Charlie planted himself in his favourite chair in front of the TV, and watched anything he could find that would keep his mind off of the horrors he had witnessed earlier. Just as he was about to get up and go for a pizza (no way he was going in the kitchen and looking outside), there was a knock at his door. As he made his way to the door, he thought to himself “Better not be any of those fuckin Christmas carolers”, and as he was preparing to send them on their way with some vulgarities and a couple of hand gestures, he was surprised to see it was just his asshole neighbour Jeff. “Sorry to bother you, Charlie, but have you seen Franco? He must have gotten off of his leash and ran off somewhere.” Even if Charlie didn’t despise this dickheaded moron whose dog never shut up, he wouldn’t have helped him, and as he was preparing to slam the door in his face, he heard those words again. Feed me. Feed me. Feed me. Feed me. “I haven’t seen him Jeff, but why don’t you come inside and have a cup of tea?” “Thanks, Charlie, but I really need to keep looki……” “Nonsense! My backyard has a much better view of the valley below, maybe we can get a good look at him from there!” “O-O-OK, Charlie, thanks!”, and the two men headed through the living room towards the backyard. As they entered the yard, Jeff immediately saw the paw prints and was overcome with excitement, “Look, he’s been here!”, but before he could make his way towards the back fence, his torso was ripped from his waist in one bite, and the snowman devoured his bottom half the next instant. The snowman that had started off as a tiny seedling now stood over eight feet tall, and was stained pink with blood from the chest down.
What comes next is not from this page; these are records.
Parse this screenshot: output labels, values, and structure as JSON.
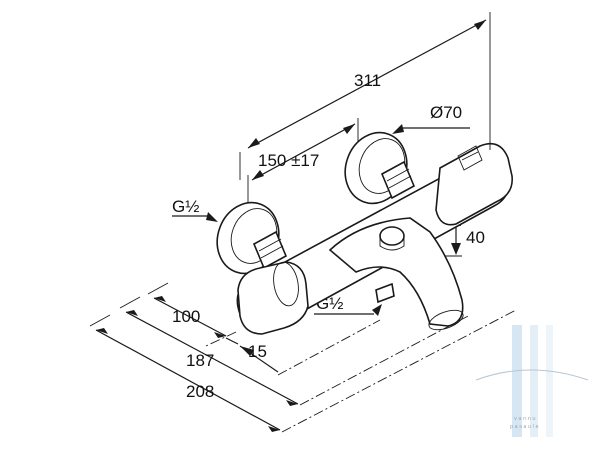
{
  "dimensions": {
    "length_overall": "311",
    "diameter": "Ø70",
    "center_distance": "150 ±17",
    "inlet_thread": "G½",
    "height": "40",
    "outlet_thread": "G½",
    "depth_1": "100",
    "offset": "15",
    "depth_2": "187",
    "depth_3": "208"
  },
  "watermark": {
    "line1": "vannu",
    "line2": "pasaule"
  }
}
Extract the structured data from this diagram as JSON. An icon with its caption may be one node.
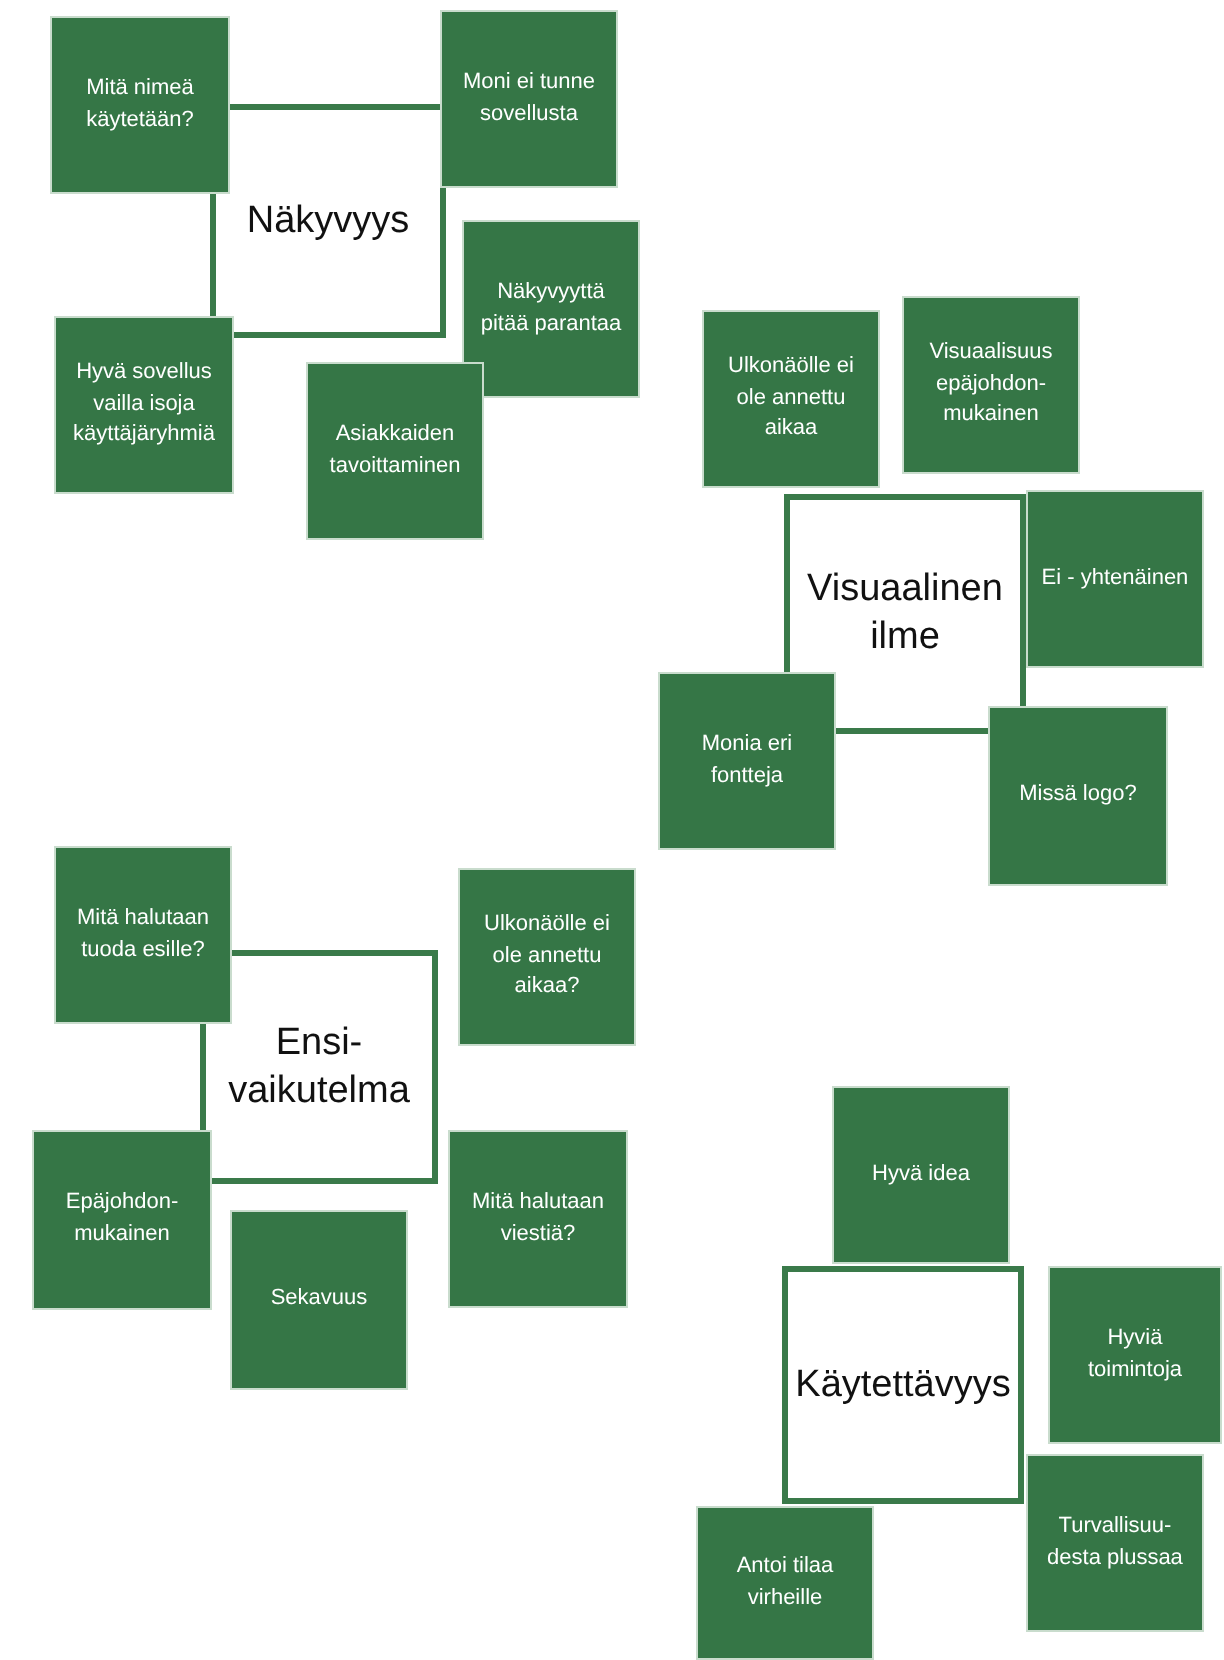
{
  "diagram": {
    "nodes": [
      {
        "text": [
          "Näkyvyys"
        ]
      },
      {
        "text": [
          "Mitä nimeä käytetään?"
        ]
      },
      {
        "text": [
          "Moni ei tunne sovellusta"
        ]
      },
      {
        "text": [
          "Hyvä sovellus vailla isoja käyttäjäryhmiä"
        ]
      },
      {
        "text": [
          "Näkyvyyttä pitää parantaa"
        ]
      },
      {
        "text": [
          "Asiakkaiden tavoittaminen"
        ]
      },
      {
        "text": [
          "Visuaalinen ilme"
        ]
      },
      {
        "text": [
          "Ulkonäölle ei ole annettu aikaa"
        ]
      },
      {
        "text": [
          "Visuaalisuus epäjohdon- mukainen"
        ]
      },
      {
        "text": [
          "Ei - yhtenäinen"
        ]
      },
      {
        "text": [
          "Monia eri fontteja"
        ]
      },
      {
        "text": [
          "Missä logo?"
        ]
      },
      {
        "text": [
          "Ensi- vaikutelma"
        ]
      },
      {
        "text": [
          "Mitä halutaan tuoda esille?"
        ]
      },
      {
        "text": [
          "Ulkonäölle ei ole annettu aikaa?"
        ]
      },
      {
        "text": [
          "Epäjohdon- mukainen"
        ]
      },
      {
        "text": [
          "Mitä halutaan viestiä?"
        ]
      },
      {
        "text": [
          "Sekavuus"
        ]
      },
      {
        "text": [
          "Käytettävyys"
        ]
      },
      {
        "text": [
          "Hyvä idea"
        ]
      },
      {
        "text": [
          "Hyviä toimintoja"
        ]
      },
      {
        "text": [
          "Antoi tilaa virheille"
        ]
      },
      {
        "text": [
          "Turvallisuu- desta plussaa"
        ]
      }
    ],
    "edges": []
  }
}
As Charlie lay in bed unable to sleep, he just kept envisioning the massacres he had witnessed over and over again, yet instead of being overcome with guilt or remorse, Charlie found himself overflowing with feelings of satisfaction and pride. These feelings finally carried him off to sleep, and he had the best sleep he’d had in ages. The next morning Charlie went into his fridge in hopes of finding something he could feed his new friend until another opportunity presented itself, yet he suddenly became overwhelmed with two new words, and he wasn’t sure he was ready for them. Release me. Release me. Release me. Release me.
As Charlie walked over to his back gate and released the hinge, he took one last look at his new snow friend, and then he looked over the valley at the city beyond, and he couldn’t stop smiling as he screamed “MERRY CHRISTMAS!!!” over and over.